My daffodil experience
Published November 1, 2018
When you think about what makes a Daffodil Selection you think of the objects. The lights, the gowns, timed speeches, sparkling crowns, impromptu questions, flower bouquets, fake lashes, theater curtains, silly dancing, pressed tuxedos and high heels.
But do you think of the people that made it all happen?
Do you think about those who helped write the speeches?
Have you given any time to wonder who bought those tuxes?
What about the person who designated their time to teaching eight wild boys how to dance?
If there is any lesson that I took from being a part of the Puyallup High School Royal Court, it’s that so many people had to invest their time into the production of one event.
Lisa Ballard, the head volunteer and coordinator, has been committing countless hours of her time to the organization for many years, helping prepare every detail of the show. Without her, the court wouldn’t be as connected or the experience as sweet.
Her heart touched all of ours throughout the process, but it wasn’t until her “Try Not to Cry” speech that the Royal Court realized how much we meant to her as well. Even when I was out of my comfort zone I knew that I could trust her. I developed the courage to believe in myself knowing she believed in me.
Jane Miller, Heidi Frasier and many more volunteers who helped every girl write, edit and transform their speech into something we were confident enough to share on stage.
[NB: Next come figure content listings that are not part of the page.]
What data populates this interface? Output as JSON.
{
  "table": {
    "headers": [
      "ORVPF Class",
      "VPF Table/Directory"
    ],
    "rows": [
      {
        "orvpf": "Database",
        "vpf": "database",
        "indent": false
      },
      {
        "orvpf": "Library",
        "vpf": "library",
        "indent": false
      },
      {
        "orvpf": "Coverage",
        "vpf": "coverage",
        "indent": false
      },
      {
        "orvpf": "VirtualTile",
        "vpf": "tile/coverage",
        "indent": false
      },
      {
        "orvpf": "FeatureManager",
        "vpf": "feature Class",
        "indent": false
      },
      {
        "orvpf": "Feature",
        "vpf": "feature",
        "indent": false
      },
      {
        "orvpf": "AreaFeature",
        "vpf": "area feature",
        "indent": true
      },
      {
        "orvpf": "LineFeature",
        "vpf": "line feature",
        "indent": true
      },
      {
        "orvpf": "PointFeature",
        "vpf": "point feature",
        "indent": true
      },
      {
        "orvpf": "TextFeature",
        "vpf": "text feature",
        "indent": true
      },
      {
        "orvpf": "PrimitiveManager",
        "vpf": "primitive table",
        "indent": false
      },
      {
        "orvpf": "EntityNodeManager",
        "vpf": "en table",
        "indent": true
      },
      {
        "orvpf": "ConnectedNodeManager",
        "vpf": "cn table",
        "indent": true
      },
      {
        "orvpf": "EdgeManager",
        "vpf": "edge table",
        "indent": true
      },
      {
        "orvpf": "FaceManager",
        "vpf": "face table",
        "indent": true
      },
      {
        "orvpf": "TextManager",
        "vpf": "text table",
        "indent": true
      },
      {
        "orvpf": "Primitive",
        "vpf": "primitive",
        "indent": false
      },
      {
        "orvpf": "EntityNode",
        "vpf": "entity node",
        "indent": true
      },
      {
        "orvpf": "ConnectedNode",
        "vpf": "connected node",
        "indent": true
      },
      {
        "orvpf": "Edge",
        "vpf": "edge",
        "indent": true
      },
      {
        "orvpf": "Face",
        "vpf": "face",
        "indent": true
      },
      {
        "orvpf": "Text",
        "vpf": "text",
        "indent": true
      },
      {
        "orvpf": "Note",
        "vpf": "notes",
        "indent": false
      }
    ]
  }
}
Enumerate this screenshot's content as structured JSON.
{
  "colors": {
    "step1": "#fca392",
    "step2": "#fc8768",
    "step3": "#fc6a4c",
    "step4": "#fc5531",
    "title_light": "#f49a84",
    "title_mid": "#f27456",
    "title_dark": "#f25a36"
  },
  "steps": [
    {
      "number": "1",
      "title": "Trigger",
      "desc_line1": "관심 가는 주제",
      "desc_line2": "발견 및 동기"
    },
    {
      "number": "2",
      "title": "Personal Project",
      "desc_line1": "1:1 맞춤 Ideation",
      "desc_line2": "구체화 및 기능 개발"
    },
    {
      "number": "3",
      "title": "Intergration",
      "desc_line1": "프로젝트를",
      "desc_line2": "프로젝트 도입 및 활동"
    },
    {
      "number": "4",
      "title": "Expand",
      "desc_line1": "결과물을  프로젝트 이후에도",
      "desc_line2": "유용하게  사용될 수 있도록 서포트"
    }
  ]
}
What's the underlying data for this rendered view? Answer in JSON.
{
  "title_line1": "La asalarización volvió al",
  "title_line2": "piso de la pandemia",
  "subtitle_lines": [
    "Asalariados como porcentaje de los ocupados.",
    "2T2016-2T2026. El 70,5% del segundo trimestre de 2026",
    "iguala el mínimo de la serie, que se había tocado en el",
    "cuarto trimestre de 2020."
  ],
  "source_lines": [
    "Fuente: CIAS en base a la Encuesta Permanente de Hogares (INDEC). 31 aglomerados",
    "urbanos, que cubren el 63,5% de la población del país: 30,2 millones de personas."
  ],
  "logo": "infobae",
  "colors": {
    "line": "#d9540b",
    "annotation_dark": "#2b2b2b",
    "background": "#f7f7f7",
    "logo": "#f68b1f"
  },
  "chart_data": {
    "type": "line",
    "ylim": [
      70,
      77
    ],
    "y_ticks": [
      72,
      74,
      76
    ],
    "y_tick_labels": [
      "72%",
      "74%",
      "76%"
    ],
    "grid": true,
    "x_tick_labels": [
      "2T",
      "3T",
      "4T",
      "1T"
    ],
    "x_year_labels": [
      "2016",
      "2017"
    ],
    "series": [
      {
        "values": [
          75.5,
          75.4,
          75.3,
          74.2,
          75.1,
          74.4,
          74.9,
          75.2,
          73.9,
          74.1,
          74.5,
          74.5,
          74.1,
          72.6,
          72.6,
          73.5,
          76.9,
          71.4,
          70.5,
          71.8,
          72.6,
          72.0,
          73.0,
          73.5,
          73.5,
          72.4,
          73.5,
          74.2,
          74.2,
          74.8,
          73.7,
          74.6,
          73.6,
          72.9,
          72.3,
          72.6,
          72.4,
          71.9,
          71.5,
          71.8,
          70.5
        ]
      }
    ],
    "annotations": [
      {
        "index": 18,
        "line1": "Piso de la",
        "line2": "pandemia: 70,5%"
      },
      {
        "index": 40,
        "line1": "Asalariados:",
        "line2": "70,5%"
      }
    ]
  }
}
The entire court gave amazing speeches that we were all passionate enough to tell but with their help supported enough to share in the best way possible.
Miller helped me find the words I was passionate enough to care about and bold enough to voice aloud. She assured me throughout the night that I was doing great, her neverending support fills my heart just thinking about it.
Cheryl Olson and many more volunteers who helped evaluate and critique interviews. Their advice and comments made all the difference once Selection night came. Olson’s supportive smile from the back of the room during my interview made an entire world’s difference. There wasn’t a moment I was nervous because I knew she was just a few feet away rooting for me every second.
As soon as I left the interview room the night of the show she turned to me and cried, telling me that she was proud while giving me a hug. Knowing she was more than satisfied with my interview was what got me through the rest of the night. Her approval meant everything to me and I was honored to have fulfilled it.
Willie Vestch who graduated two years ago from PHS, came back for the second year in a row to help create the dance the escorts danced to at the end of the night from scratch, even though that meant having to commute from Seattle. Without him the boys never would have had as much fun or would have ever bonded as closely. Teasing him through whispers behind stage will be a lasting memory knowing in those moments I wasn’t nervous because he was making us laugh.
Men’s Wearhouse donated all of the tuxedos the escorts wore, making sure every one of them looked and felt his best. All of the escorts who learned how to crab walk, took the time to learn their dance and answer extremely articulate impromptu questions.
Their jokes and goofiness made the process even more enjoyable during practices and less stressful the night of the show. Especially Drew Whitney, my escort, who had confidence in my abilities even when I didn’t. I’ll miss our carpools to and from practices when we got to dwell on the junior high days and reconnect a friendship that goes all the way back to fifth grade.
Sirl and everyone who helped run the show backstage and those responsible. Their work was what truly made the production a show.
Every past Royal Court member who came back to offer advice and join in on the fun. They reminded us that this experience would inspire us to want to always be a part of this process even after graduation.
The Royal Court members: Madi Graversen, Sophia Barkhurst, Erica Roloff, Amy Schuler, Kaylee Vardon and Alexa McNaughton always looked to support each other. All of their ambitions and bravery is why there was a show to put on. Not one of them have not inspired me to have more determination or to be more kind and successful.
I have learned so much from them as individuals but as a court I learned what it was like to not be bothered with the aggressive side of competition. We were a team from start to finish who applauded each other during practice and behind the theater curtains the night of.
I could go on and on about every person who made the show happen and how they have impacted me through Daffodil, but there isn’t enough words to describe how grateful I am.
Don’t be mistaken, this isn’t a “thank you” speech. This is the story of how I have come to realize that it isn’t the objects I got out of this experience that made it what it was; it’s not the crown or the title that I am most appreciative of.
It’s the people. The people who made the production successful. The people who supported all of the Royal Court as each of us took a deep breath and headed into the interview room or stepped onstage.
As I move on from this experience to an entirely new one as PHS’s Daffodil Princess, I hold these people closest to my heart. I know that without them none of the Royal Court members or I would have had such a positive experience to remember when we think about what made our senior year extra special.